The California girl thought about those boys, two brothers enslaved in the Himalayas, who were her own age. Their plight moved her to start a lemonade stand and raise money to free those slaves.

On Saturday, Vivienne, now 9, made a joint appearance with Lisa Kristine, who had photographed those boys, as they highlighted their shared mission against modern-day slavery.

Kristine, a San Francisco photographer, described her work chronicling slaves in Ghana, India and Nepal at a photography conference by Snap! Orlando. Vivienne, meanwhile, is set to launch her own bottled drink, Make a Stand Lemon-Aid, building on the success of her lemonade stand, which raised $800,000.

“I want to thank you for the photograph because it changed my life,” the little girl said to Kristine. “I just feel like you don’t have to be someone big and powerful. You can be someone like me. You can help no matter who you are.”
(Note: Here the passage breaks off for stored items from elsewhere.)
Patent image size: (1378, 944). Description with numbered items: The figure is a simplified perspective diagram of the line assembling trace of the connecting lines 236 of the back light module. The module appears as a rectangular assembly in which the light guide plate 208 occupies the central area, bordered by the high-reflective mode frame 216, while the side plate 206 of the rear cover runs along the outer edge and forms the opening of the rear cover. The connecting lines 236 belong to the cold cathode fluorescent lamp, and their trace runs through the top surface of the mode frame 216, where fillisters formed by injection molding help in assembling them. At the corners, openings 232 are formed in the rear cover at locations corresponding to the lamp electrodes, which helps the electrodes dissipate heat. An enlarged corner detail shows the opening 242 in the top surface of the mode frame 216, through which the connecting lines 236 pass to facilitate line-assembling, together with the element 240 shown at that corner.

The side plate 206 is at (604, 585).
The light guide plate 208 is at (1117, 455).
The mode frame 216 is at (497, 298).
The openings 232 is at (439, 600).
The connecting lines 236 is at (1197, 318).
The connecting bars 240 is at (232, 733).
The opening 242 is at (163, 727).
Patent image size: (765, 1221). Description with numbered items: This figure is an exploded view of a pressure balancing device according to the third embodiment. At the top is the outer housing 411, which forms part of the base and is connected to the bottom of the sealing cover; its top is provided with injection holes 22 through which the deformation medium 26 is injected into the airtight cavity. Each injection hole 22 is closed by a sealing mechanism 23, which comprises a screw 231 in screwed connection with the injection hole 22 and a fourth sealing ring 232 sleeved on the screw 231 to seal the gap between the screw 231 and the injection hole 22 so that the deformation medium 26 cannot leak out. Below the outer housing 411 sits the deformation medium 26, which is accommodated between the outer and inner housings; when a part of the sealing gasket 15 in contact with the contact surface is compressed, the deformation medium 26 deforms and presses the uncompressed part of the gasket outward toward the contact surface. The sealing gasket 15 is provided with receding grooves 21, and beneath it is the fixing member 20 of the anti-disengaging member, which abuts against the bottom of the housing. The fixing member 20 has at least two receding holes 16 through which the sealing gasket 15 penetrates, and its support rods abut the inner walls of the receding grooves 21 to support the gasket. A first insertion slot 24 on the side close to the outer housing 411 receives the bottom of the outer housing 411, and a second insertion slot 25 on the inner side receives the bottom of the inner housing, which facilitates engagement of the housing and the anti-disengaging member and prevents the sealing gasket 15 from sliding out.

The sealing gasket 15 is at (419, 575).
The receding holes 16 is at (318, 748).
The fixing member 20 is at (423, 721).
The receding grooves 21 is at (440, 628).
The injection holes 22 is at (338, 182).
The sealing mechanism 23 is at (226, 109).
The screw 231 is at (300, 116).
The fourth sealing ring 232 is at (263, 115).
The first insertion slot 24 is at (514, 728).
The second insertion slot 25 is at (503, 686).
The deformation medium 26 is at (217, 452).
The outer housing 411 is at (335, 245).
Ten years ago, Kristine didn’t know modern-day slavery existed, despite her career in photographing remote indigenous peoples around the world. In 2009, her work was featured at a world peace summit and she met leaders of Free the Slaves, an international group dedicated to freeing and rehabilitating such slaves.

“There are 27 million people enslaved and that’s a conservative figure,” Kristine said. “How could this atrocity be happening?”

She returned to several locations, working with abolitionists, to photograph woman trapped in brothels in India and young men and woman forced in dangerous labors. In India, she took photos of villagers, young and old, at a brick kiln, lugging 20 four-pound bricks on their backs for 18 hours a day.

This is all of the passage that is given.